So it cannot be said that we can find Brahma as we find other objects; there is no question of searching from him in one thing in preference to another, in one place instead of somewhere else. We do not have to run to the grocer's shop for our morning light; we open our eyes and there it is; so we need only give ourselves up to find that Brahma is everywhere.
This is the reason why Buddha admonished us to free ourselves from the confinement of the life of the self. If there were nothing else to take its place more positively perfect and satisfying, then such admonition would be absolutely unmeaning. No man can seriously consider the advice, much less have any enthusiasm for it, of surrendering everything one has for gaining nothing whatever.
So our daily worship of God is not really the process of gradual acquisition of him, but the daily process of surrendering ourselves, removing all obstacles to union and extending our consciousness of him in devotion and service, in goodness and in love.
The Upanishads say: Be lost altogether in Brahma like an arrow that has completely penetrated its target. Thus to be conscious of being absolutely enveloped by Brahma is not an act of mere concentration of mind. It must be the aim of the whole of our life. In all our thoughts and deeds we must be conscious of the infinite. Let the realisation of this truth become easier every day of our life, that none could live or move if the energy of the all-pervading joy did not fill the sky. [Footnote: Ko hyevānyāt kah prānyāt yadesha ākāçha ānando na syāt.] In all our actions let us feel that impetus of the infinite energy and be glad.

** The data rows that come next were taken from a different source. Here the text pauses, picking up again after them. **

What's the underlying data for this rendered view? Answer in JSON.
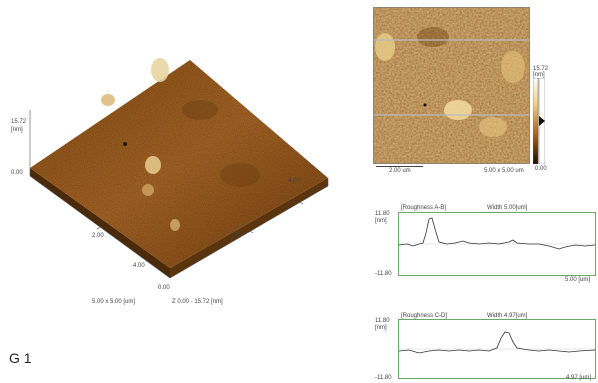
{
  "surface3d": {
    "z_max_label": "15.72",
    "z_unit_label": "[nm]",
    "z_min_label": "0.00",
    "x_ticks": [
      "2.00",
      "4.00"
    ],
    "y_ticks": [
      "0.00",
      "2.00",
      "4.00"
    ],
    "caption_size": "5.00 x 5.00 [um]",
    "caption_z": "Z  0.00  -  15.72  [nm]"
  },
  "topo2d": {
    "scale_bar_label": "2.00 um",
    "size_label": "5.00 x 5.00 um",
    "colorbar_max": "15.72",
    "colorbar_unit": "[nm]",
    "colorbar_min": "0.00"
  },
  "profiles": [
    {
      "title": "[Roughness A-B]",
      "width_label": "Width 5.00[um]",
      "y_max": "11.80",
      "y_unit": "[nm]",
      "y_min": "-11.80",
      "x_end": "5.00 [um]"
    },
    {
      "title": "[Roughness C-D]",
      "width_label": "Width 4.97[um]",
      "y_max": "11.80",
      "y_unit": "[nm]",
      "y_min": "-11.80",
      "x_end": "4.97 [um]"
    }
  ],
  "sample_label": "G 1",
  "colors": {
    "surface_dark": "#6b3f10",
    "surface_mid": "#a8692a",
    "surface_light": "#e8c88a",
    "frame_green": "#6aa86a"
  }
}
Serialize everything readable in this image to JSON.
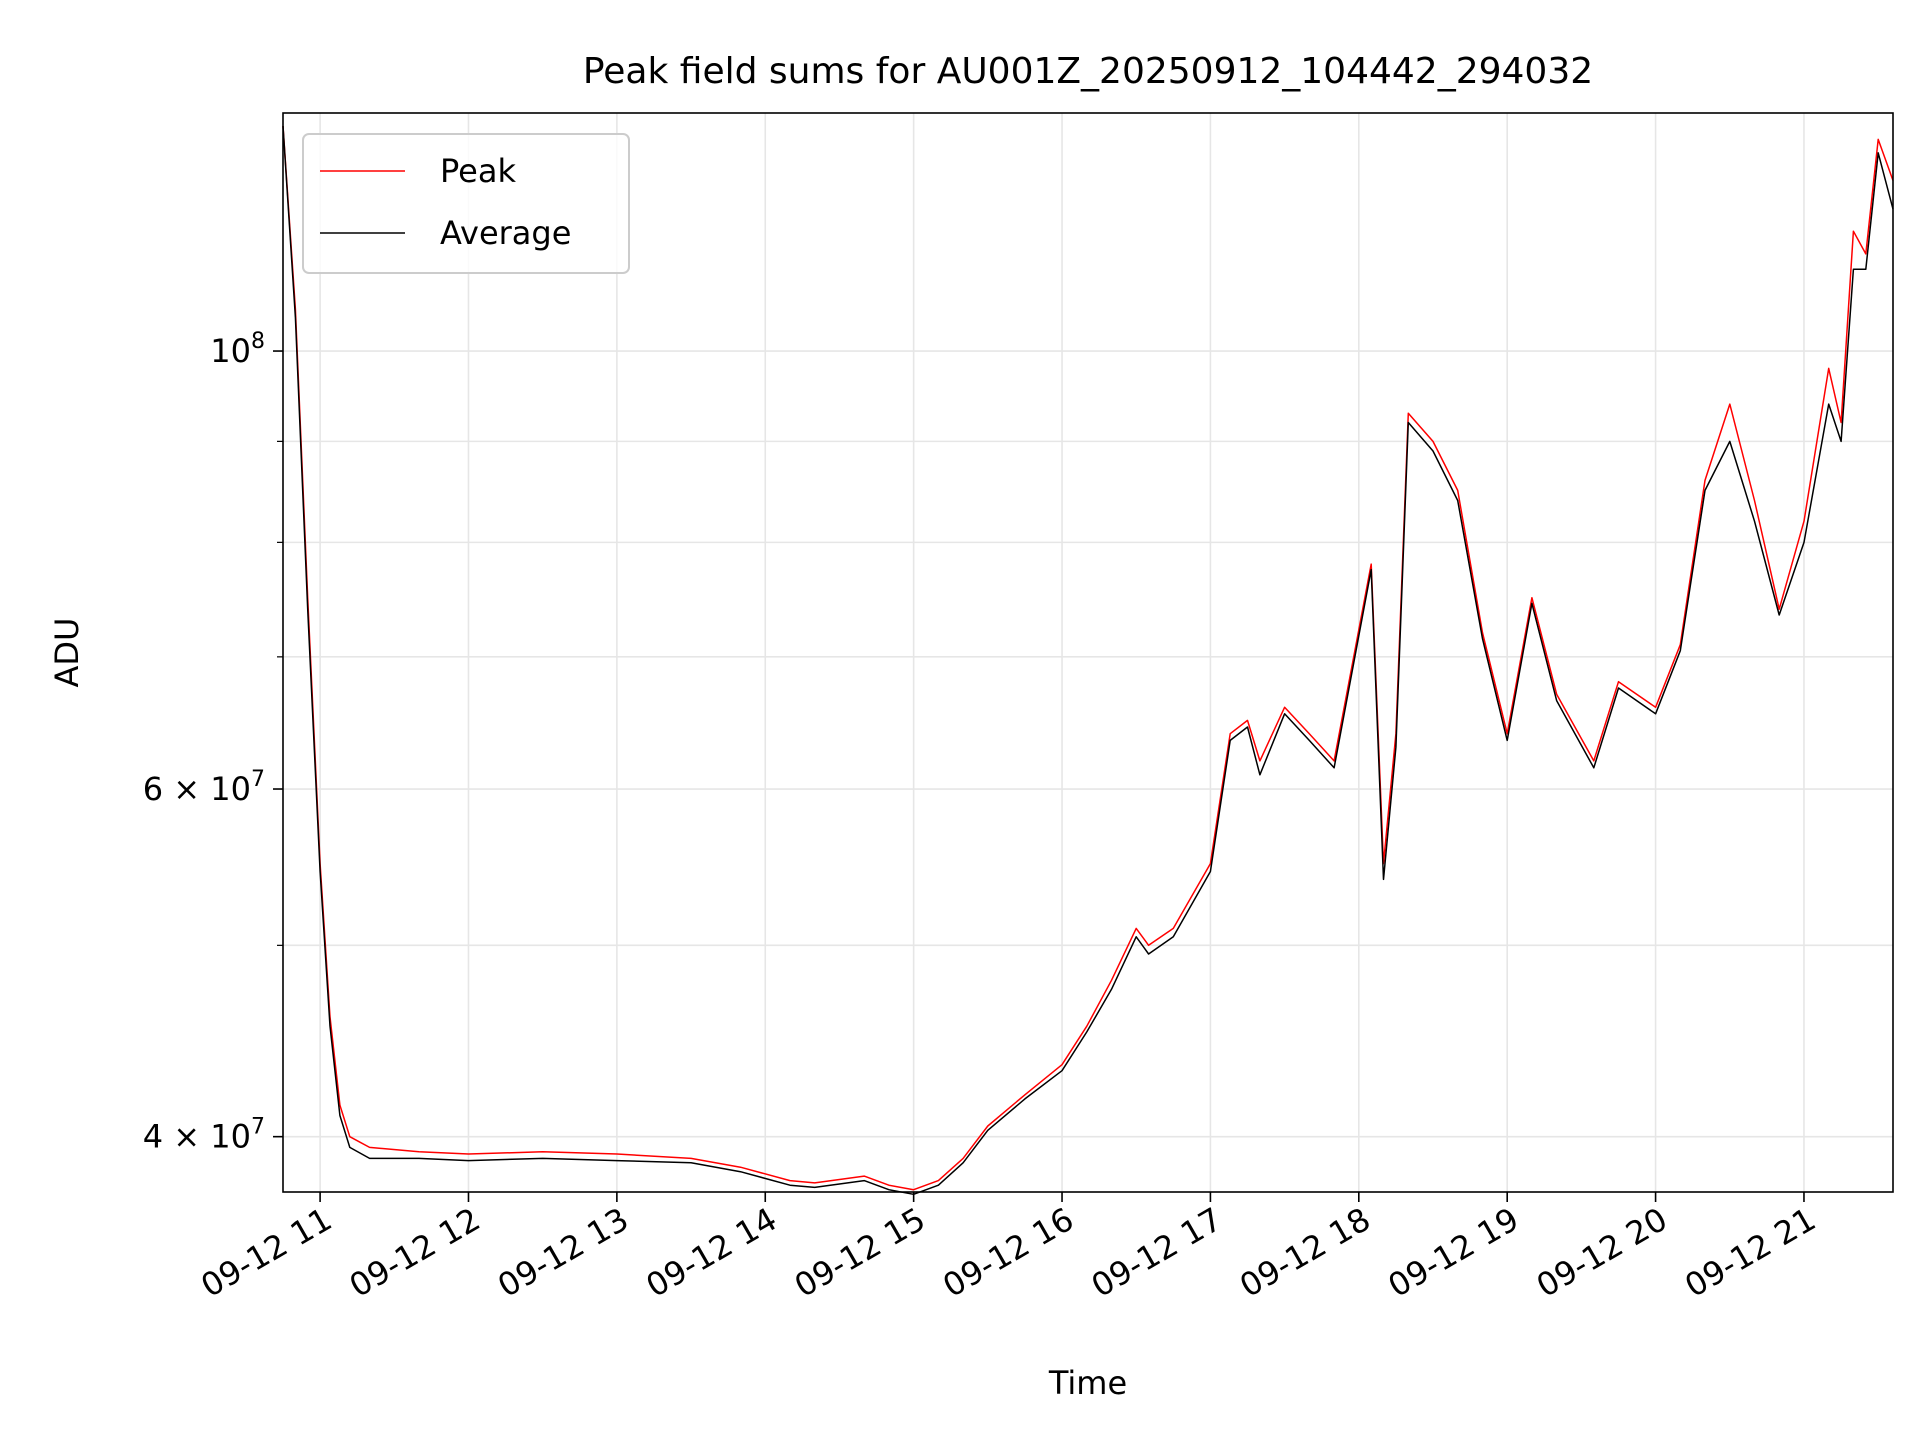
{
  "chart_data": {
    "type": "line",
    "title": "Peak field sums for AU001Z_20250912_104442_294032",
    "xlabel": "Time",
    "ylabel": "ADU",
    "yscale": "log",
    "xlim": [
      "2025-09-12T10:45",
      "2025-09-12T21:36"
    ],
    "ylim": [
      37500000,
      132000000
    ],
    "grid": true,
    "legend_position": "upper-left",
    "x_ticks": [
      {
        "t": "2025-09-12T11:00",
        "label": "09-12 11"
      },
      {
        "t": "2025-09-12T12:00",
        "label": "09-12 12"
      },
      {
        "t": "2025-09-12T13:00",
        "label": "09-12 13"
      },
      {
        "t": "2025-09-12T14:00",
        "label": "09-12 14"
      },
      {
        "t": "2025-09-12T15:00",
        "label": "09-12 15"
      },
      {
        "t": "2025-09-12T16:00",
        "label": "09-12 16"
      },
      {
        "t": "2025-09-12T17:00",
        "label": "09-12 17"
      },
      {
        "t": "2025-09-12T18:00",
        "label": "09-12 18"
      },
      {
        "t": "2025-09-12T19:00",
        "label": "09-12 19"
      },
      {
        "t": "2025-09-12T20:00",
        "label": "09-12 20"
      },
      {
        "t": "2025-09-12T21:00",
        "label": "09-12 21"
      }
    ],
    "y_ticks": [
      {
        "v": 40000000,
        "label": "4 × 10⁷",
        "base": "4 × 10",
        "exp": "7"
      },
      {
        "v": 60000000,
        "label": "6 × 10⁷",
        "base": "6 × 10",
        "exp": "7"
      },
      {
        "v": 100000000,
        "label": "10⁸",
        "base": "10",
        "exp": "8"
      }
    ],
    "y_minor_ticks": [
      50000000,
      70000000,
      80000000,
      90000000
    ],
    "series": [
      {
        "name": "Peak",
        "color": "#ff0000",
        "x": [
          "2025-09-12T10:45",
          "2025-09-12T10:50",
          "2025-09-12T10:55",
          "2025-09-12T11:00",
          "2025-09-12T11:04",
          "2025-09-12T11:08",
          "2025-09-12T11:12",
          "2025-09-12T11:20",
          "2025-09-12T11:40",
          "2025-09-12T12:00",
          "2025-09-12T12:30",
          "2025-09-12T13:00",
          "2025-09-12T13:30",
          "2025-09-12T13:50",
          "2025-09-12T14:10",
          "2025-09-12T14:20",
          "2025-09-12T14:40",
          "2025-09-12T14:50",
          "2025-09-12T15:00",
          "2025-09-12T15:10",
          "2025-09-12T15:20",
          "2025-09-12T15:30",
          "2025-09-12T15:45",
          "2025-09-12T16:00",
          "2025-09-12T16:10",
          "2025-09-12T16:20",
          "2025-09-12T16:30",
          "2025-09-12T16:35",
          "2025-09-12T16:45",
          "2025-09-12T17:00",
          "2025-09-12T17:08",
          "2025-09-12T17:15",
          "2025-09-12T17:20",
          "2025-09-12T17:30",
          "2025-09-12T17:40",
          "2025-09-12T17:50",
          "2025-09-12T18:05",
          "2025-09-12T18:10",
          "2025-09-12T18:15",
          "2025-09-12T18:20",
          "2025-09-12T18:30",
          "2025-09-12T18:40",
          "2025-09-12T18:50",
          "2025-09-12T19:00",
          "2025-09-12T19:10",
          "2025-09-12T19:20",
          "2025-09-12T19:35",
          "2025-09-12T19:45",
          "2025-09-12T20:00",
          "2025-09-12T20:10",
          "2025-09-12T20:20",
          "2025-09-12T20:30",
          "2025-09-12T20:40",
          "2025-09-12T20:50",
          "2025-09-12T21:00",
          "2025-09-12T21:10",
          "2025-09-12T21:15",
          "2025-09-12T21:20",
          "2025-09-12T21:25",
          "2025-09-12T21:30",
          "2025-09-12T21:36"
        ],
        "y": [
          130000000,
          105000000,
          75000000,
          55000000,
          46000000,
          41500000,
          40000000,
          39500000,
          39300000,
          39200000,
          39300000,
          39200000,
          39000000,
          38600000,
          38000000,
          37900000,
          38200000,
          37800000,
          37600000,
          38000000,
          39000000,
          40500000,
          42000000,
          43500000,
          45500000,
          48000000,
          51000000,
          50000000,
          51000000,
          55000000,
          64000000,
          65000000,
          62000000,
          66000000,
          64000000,
          62000000,
          78000000,
          55000000,
          64000000,
          93000000,
          90000000,
          85000000,
          72000000,
          64000000,
          75000000,
          67000000,
          62000000,
          68000000,
          66000000,
          71000000,
          86000000,
          94000000,
          84000000,
          74000000,
          82000000,
          98000000,
          92000000,
          115000000,
          112000000,
          128000000,
          122000000
        ]
      },
      {
        "name": "Average",
        "color": "#000000",
        "x": [
          "2025-09-12T10:45",
          "2025-09-12T10:50",
          "2025-09-12T10:55",
          "2025-09-12T11:00",
          "2025-09-12T11:04",
          "2025-09-12T11:08",
          "2025-09-12T11:12",
          "2025-09-12T11:20",
          "2025-09-12T11:40",
          "2025-09-12T12:00",
          "2025-09-12T12:30",
          "2025-09-12T13:00",
          "2025-09-12T13:30",
          "2025-09-12T13:50",
          "2025-09-12T14:10",
          "2025-09-12T14:20",
          "2025-09-12T14:40",
          "2025-09-12T14:50",
          "2025-09-12T15:00",
          "2025-09-12T15:10",
          "2025-09-12T15:20",
          "2025-09-12T15:30",
          "2025-09-12T15:45",
          "2025-09-12T16:00",
          "2025-09-12T16:10",
          "2025-09-12T16:20",
          "2025-09-12T16:30",
          "2025-09-12T16:35",
          "2025-09-12T16:45",
          "2025-09-12T17:00",
          "2025-09-12T17:08",
          "2025-09-12T17:15",
          "2025-09-12T17:20",
          "2025-09-12T17:30",
          "2025-09-12T17:40",
          "2025-09-12T17:50",
          "2025-09-12T18:05",
          "2025-09-12T18:10",
          "2025-09-12T18:15",
          "2025-09-12T18:20",
          "2025-09-12T18:30",
          "2025-09-12T18:40",
          "2025-09-12T18:50",
          "2025-09-12T19:00",
          "2025-09-12T19:10",
          "2025-09-12T19:20",
          "2025-09-12T19:35",
          "2025-09-12T19:45",
          "2025-09-12T20:00",
          "2025-09-12T20:10",
          "2025-09-12T20:20",
          "2025-09-12T20:30",
          "2025-09-12T20:40",
          "2025-09-12T20:50",
          "2025-09-12T21:00",
          "2025-09-12T21:10",
          "2025-09-12T21:15",
          "2025-09-12T21:20",
          "2025-09-12T21:25",
          "2025-09-12T21:30",
          "2025-09-12T21:36"
        ],
        "y": [
          130000000,
          104000000,
          74000000,
          54500000,
          45500000,
          41000000,
          39500000,
          39000000,
          39000000,
          38900000,
          39000000,
          38900000,
          38800000,
          38400000,
          37800000,
          37700000,
          38000000,
          37600000,
          37400000,
          37800000,
          38800000,
          40300000,
          41800000,
          43200000,
          45200000,
          47500000,
          50500000,
          49500000,
          50500000,
          54500000,
          63500000,
          64500000,
          61000000,
          65500000,
          63500000,
          61500000,
          77500000,
          54000000,
          63000000,
          92000000,
          89000000,
          84000000,
          71500000,
          63500000,
          74500000,
          66500000,
          61500000,
          67500000,
          65500000,
          70500000,
          85000000,
          90000000,
          82000000,
          73500000,
          80000000,
          94000000,
          90000000,
          110000000,
          110000000,
          126000000,
          118000000
        ]
      }
    ]
  }
}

It may be said that the infinite is beyond our attainment, so it is for us as if it were naught. Yes, if the word attainment implies any idea of possession, then it must be admitted that the infinite is unattainable. But we must keep in mind that the highest enjoyment of man is not in the having but in a getting, which is at the same time not getting. Our physical pleasures leave no margin for the unrealised. They, like the dead satellite of the earth, have but little atmosphere around them. When we take food and satisfy our hunger it is a complete act of possession. So long as the hunger is not satisfied it is a pleasure to eat. For then our enjoyment of eating touches at every point the infinite. But, when it attains completion, or in other words, when our desire for eating reaches the end of the stage of its non-realisation, it reaches the end of its pleasure. In all our intellectual pleasures the margin is broader, the limit is far off. In all our deeper love getting and non-getting run ever parallel. In one of our Vaishnava lyrics the lover says to his beloved: "I feel as if I have gazed upon the beauty of thy face from my birth, yet my eyes are hungry still: as if I have kept thee pressed to my heart for millions of years, yet my heart is not satisfied."

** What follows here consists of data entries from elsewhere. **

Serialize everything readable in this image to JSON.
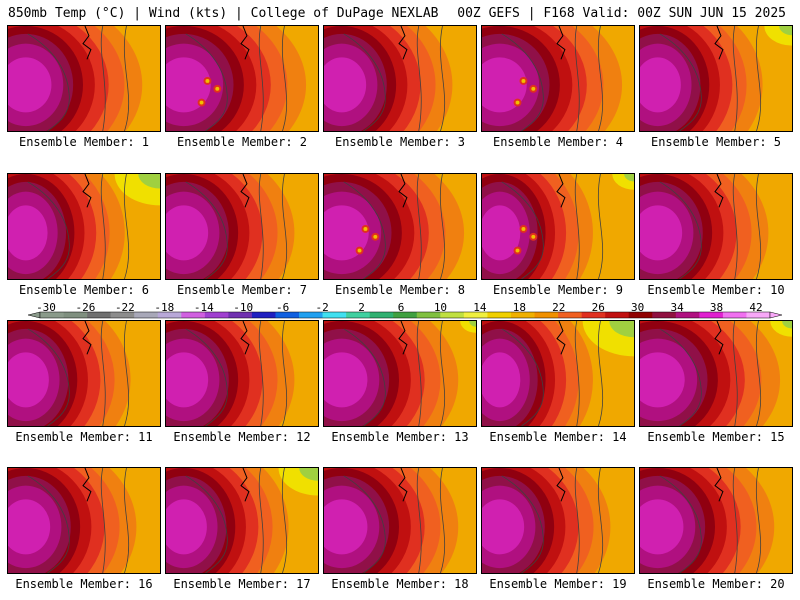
{
  "header": {
    "left_title": "850mb Temp (°C) | Wind (kts) | College of DuPage NEXLAB",
    "right_title": "00Z GEFS | F168 Valid: 00Z SUN JUN 15 2025"
  },
  "colorbar": {
    "labels": [
      "-30",
      "-26",
      "-22",
      "-18",
      "-14",
      "-10",
      "-6",
      "-2",
      "2",
      "6",
      "10",
      "14",
      "18",
      "22",
      "26",
      "30",
      "34",
      "38",
      "42"
    ],
    "colors": [
      "#8a9a8a",
      "#7f8f7f",
      "#6f6f6f",
      "#8c8c8c",
      "#a8a8b8",
      "#b8a8d8",
      "#d060e0",
      "#a040d0",
      "#7030b0",
      "#2020c0",
      "#1060e0",
      "#20a0f0",
      "#40e0f0",
      "#40d0a0",
      "#30b070",
      "#40a040",
      "#80c040",
      "#c0e040",
      "#f0f040",
      "#f0d000",
      "#f0b000",
      "#f09000",
      "#f06020",
      "#e03020",
      "#c01010",
      "#900000",
      "#901040",
      "#b01080",
      "#e020d0",
      "#f070f0",
      "#f8a8f8"
    ]
  },
  "panels": [
    {
      "label": "Ensemble Member: 1"
    },
    {
      "label": "Ensemble Member: 2"
    },
    {
      "label": "Ensemble Member: 3"
    },
    {
      "label": "Ensemble Member: 4"
    },
    {
      "label": "Ensemble Member: 5"
    },
    {
      "label": "Ensemble Member: 6"
    },
    {
      "label": "Ensemble Member: 7"
    },
    {
      "label": "Ensemble Member: 8"
    },
    {
      "label": "Ensemble Member: 9"
    },
    {
      "label": "Ensemble Member: 10"
    },
    {
      "label": "Ensemble Member: 11"
    },
    {
      "label": "Ensemble Member: 12"
    },
    {
      "label": "Ensemble Member: 13"
    },
    {
      "label": "Ensemble Member: 14"
    },
    {
      "label": "Ensemble Member: 15"
    },
    {
      "label": "Ensemble Member: 16"
    },
    {
      "label": "Ensemble Member: 17"
    },
    {
      "label": "Ensemble Member: 18"
    },
    {
      "label": "Ensemble Member: 19"
    },
    {
      "label": "Ensemble Member: 20"
    }
  ]
}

This makes it clear that it is really the infinite whom we seek in our pleasures. Our desire for being wealthy is not a desire for a particular sum of money but it is indefinite, and the most fleeting of our enjoyments are but the momentary touches of the eternal. The tragedy of human life consists in our vain attempts to stretch the limits of things which can never become unlimited,—to reach the infinite by absurdly adding to the rungs of the ladder of the finite.

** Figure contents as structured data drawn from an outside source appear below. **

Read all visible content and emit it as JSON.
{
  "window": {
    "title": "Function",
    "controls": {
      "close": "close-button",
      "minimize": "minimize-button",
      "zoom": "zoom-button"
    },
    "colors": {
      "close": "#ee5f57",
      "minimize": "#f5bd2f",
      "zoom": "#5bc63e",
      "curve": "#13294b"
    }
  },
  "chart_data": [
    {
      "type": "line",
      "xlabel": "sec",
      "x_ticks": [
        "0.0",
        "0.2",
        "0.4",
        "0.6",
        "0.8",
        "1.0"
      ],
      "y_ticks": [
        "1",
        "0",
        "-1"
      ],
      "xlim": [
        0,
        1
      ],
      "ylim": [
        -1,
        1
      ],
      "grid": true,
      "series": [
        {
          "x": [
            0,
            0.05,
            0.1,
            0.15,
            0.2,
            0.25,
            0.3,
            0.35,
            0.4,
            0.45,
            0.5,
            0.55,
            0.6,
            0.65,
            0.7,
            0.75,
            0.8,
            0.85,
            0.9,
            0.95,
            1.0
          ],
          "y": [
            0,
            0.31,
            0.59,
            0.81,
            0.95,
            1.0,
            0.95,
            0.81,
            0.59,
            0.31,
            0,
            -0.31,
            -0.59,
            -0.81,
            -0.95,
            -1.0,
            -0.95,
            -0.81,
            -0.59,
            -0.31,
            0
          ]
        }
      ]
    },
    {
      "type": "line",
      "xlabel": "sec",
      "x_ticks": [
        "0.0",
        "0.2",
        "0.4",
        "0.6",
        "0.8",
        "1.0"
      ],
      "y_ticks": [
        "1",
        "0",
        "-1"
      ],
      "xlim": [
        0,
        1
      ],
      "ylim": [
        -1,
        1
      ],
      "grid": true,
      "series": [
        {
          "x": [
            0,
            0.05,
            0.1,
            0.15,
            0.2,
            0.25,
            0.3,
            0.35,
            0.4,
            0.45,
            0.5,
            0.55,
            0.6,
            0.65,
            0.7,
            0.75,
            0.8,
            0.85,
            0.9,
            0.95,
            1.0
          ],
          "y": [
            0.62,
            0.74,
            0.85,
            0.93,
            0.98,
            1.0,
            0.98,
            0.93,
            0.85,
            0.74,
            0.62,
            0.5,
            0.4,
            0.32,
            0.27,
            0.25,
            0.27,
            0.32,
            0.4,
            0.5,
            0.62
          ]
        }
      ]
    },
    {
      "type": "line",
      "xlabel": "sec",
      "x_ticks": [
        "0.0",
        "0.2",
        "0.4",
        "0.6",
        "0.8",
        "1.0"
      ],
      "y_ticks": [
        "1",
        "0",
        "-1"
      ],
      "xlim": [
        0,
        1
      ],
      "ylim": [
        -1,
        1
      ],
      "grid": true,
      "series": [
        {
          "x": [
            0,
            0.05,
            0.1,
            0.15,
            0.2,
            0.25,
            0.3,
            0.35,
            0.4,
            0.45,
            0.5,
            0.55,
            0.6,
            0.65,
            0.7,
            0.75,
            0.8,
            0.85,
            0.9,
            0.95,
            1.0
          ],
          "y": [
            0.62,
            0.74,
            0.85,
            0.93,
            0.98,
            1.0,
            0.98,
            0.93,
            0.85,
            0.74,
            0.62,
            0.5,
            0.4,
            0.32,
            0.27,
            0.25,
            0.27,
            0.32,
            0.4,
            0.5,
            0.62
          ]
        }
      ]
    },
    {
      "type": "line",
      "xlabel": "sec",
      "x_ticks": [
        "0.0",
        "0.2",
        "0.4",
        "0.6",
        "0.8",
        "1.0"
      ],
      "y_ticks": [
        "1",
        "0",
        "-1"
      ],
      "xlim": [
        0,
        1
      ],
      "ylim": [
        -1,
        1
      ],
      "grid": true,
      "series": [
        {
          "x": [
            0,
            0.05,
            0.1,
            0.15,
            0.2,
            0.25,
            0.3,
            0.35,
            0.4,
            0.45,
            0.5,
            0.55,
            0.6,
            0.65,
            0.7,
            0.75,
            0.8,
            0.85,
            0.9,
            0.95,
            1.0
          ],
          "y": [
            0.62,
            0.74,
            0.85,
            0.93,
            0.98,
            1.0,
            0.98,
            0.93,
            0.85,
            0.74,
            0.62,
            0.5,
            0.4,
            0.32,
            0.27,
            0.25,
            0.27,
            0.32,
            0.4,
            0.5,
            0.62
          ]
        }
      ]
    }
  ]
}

It is evident from this that the real desire of our soul is to get beyond all our possessions. Surrounded by things she can touch and feel, she cries, "I am weary of getting; ah, where is he who is never to be got?"
We see everywhere in the history of man that the spirit of renunciation is the deepest reality of the human soul. When the soul says of anything, "I do not want it, for I am above it," she gives utterance to the highest truth that is in her. When a girl's life outgrows her doll, when she realises that in every respect she is more than her doll is, then she throws it away. By the very act of possession we know that we are greater than the things we possess. It is a perfect misery to be kept bound up with things lesser than ourselves. This it is that Maitreyī felt when her husband gave her his property on the eve of leaving home. She asked him, "Would these material things help one to attain the highest?"—or, in other words, "Are they more than my soul to me?" When her husband answered, "They will make you rich in worldly possessions," she said at once, "then what am I to do with these?" It is only when a man truly realises what his possessions are that he has no more illusions about them; then he knows his soul is far above these things and he becomes free from their bondage. Thus man truly realises his soul by outgrowing his possessions, and man's progress in the path of eternal life is through a series of renunciations.
That we cannot absolutely possess the infinite being is not a mere intellectual proposition. It has to be experienced, and this experience is bliss. The bird, while taking its flight in the sky, experiences at every beat of its wings that the sky is boundless, that its wings can never carry it beyond. Therein lies its joy. In the cage the sky is limited; it may be quite enough for all the purposes of the bird's life, only it is not more than is necessary. The bird cannot rejoice within the limits of the necessary. It must feel that what it has is immeasurably more than it ever can want or comprehend, and then only can it be glad.
Thus our soul must soar in the infinite, and she must feel every moment that in the sense of not being able to come to the end of her attainment is her supreme joy, her final freedom.